PERDEU A VIDA...
Felipe Lenhart
 
 

...num jogo de futebol. Pode ser que antes mesmo, num baile, numa festa de arromba ou em passeio pelo centro da cidade. Costumava cantar debaixo do chuveiro, costumava rezar antes de dormir, costumava se benzer, se persignar solenemente ao se deparar com uma cruz. Tinha uma pinta no pescoço, o que sempre fora motivo de gozações, e de pânico na frente do espelho. Sonhava com a mulher amada, com um livro editado, um best-seller momentâneo e explosivo, um artigo polêmico, fama e dinheiro, mulheres e alguma paz pessoal. Um dia soltou um peido num elevador, onde estavam mais três pessoas, e foi o primeiro a reclamar, alegando que aquilo era uma falta de respeito, um disparate dito com a bunda. Uma falta de vergonha foi o que exclamou quando viu pela primeira vez um programa do Ratinho, e a fina flor da intelligentzia disse ao fim de um Roda Viva. Adepto de pensamentos típicos da esquerda, da festiva, pensava-se culto e refinado, sabia que Rembrandt tinha nascido na Holanda nos idos de 1600 e que Dali havia nascido na Espanha, ou em Portugal? Tinha lapsos misteriosos de esquecimento, confundia os ditados, misturava-os impunemente. Vestia-se com apuro, elegância, roubava frutas na casa do vizinho quando era pequeno.
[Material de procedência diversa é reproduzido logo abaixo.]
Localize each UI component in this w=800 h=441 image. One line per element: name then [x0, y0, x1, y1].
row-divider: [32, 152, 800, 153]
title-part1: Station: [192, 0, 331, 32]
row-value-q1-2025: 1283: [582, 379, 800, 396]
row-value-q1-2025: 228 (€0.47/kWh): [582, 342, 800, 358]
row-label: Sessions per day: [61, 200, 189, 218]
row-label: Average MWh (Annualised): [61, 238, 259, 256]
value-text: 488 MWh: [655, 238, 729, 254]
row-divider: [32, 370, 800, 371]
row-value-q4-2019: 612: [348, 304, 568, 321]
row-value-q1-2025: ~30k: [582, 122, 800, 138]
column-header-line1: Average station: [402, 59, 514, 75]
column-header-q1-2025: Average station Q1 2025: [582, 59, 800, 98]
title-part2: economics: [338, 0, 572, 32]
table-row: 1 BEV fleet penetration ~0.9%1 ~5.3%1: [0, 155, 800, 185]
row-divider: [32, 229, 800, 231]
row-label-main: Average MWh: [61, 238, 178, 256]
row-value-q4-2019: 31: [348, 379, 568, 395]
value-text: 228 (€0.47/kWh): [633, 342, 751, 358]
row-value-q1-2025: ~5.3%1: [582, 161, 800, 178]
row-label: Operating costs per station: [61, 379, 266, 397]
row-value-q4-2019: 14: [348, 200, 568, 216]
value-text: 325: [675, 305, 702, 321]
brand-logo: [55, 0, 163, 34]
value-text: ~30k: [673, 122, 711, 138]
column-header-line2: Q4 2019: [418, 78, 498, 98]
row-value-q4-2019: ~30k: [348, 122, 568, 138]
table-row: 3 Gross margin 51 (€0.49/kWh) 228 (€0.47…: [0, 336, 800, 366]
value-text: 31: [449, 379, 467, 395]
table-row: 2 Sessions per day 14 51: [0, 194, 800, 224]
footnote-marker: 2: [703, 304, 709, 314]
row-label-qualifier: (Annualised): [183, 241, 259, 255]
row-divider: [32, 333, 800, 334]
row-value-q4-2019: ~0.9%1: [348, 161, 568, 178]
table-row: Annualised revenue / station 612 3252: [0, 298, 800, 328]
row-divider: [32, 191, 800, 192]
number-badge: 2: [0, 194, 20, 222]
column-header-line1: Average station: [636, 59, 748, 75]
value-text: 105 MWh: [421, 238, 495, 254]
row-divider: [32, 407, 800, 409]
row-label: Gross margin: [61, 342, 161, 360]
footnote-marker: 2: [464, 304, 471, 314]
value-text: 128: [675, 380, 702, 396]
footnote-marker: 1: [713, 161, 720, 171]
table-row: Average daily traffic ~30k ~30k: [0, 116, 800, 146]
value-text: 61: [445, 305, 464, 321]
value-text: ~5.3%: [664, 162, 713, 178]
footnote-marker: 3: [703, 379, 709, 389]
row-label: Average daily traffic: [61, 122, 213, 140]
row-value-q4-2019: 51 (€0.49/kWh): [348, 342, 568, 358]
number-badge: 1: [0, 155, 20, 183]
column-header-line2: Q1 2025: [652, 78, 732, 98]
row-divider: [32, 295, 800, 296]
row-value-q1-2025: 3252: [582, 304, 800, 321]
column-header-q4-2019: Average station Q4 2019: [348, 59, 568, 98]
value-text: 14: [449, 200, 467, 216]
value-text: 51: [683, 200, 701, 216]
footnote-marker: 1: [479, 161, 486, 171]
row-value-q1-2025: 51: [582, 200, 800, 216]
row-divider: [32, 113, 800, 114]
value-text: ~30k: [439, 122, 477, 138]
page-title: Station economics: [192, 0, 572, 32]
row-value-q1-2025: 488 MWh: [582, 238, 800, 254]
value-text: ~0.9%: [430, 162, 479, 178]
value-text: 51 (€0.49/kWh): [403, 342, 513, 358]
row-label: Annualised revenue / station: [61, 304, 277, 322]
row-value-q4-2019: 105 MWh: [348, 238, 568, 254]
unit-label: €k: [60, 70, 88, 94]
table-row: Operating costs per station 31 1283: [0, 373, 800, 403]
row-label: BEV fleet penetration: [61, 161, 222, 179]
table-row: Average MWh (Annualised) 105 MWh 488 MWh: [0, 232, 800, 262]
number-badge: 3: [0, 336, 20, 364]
Seu primeiro beijo ele roubou de uma colega do primário, beijo molhado e sutil, muito diferente dos batons que topou pelo caminho da vida. Casou-se com uma bela morena, tiveram os dois cinco filhos sadios e bem dotados fisicamente. Ao surgirem na imprensa as notícias da clonagem humana, contava aos amigos que certamente iria vender seu esperma aos bancos de esperma, e que com seu esperma muitas crianças como os seus filhos iriam ser produzidas. Perdeu a vida num jogo de futebol, do qual não gostava, mas foi assistir porque um de seus filhos estava em campo. Pai coruja. E a arquibancada desabou em cima do povo. Perdeu a vida soterrado, mas orgulhoso do caçula. Perdeu a vida num jogo de futebol.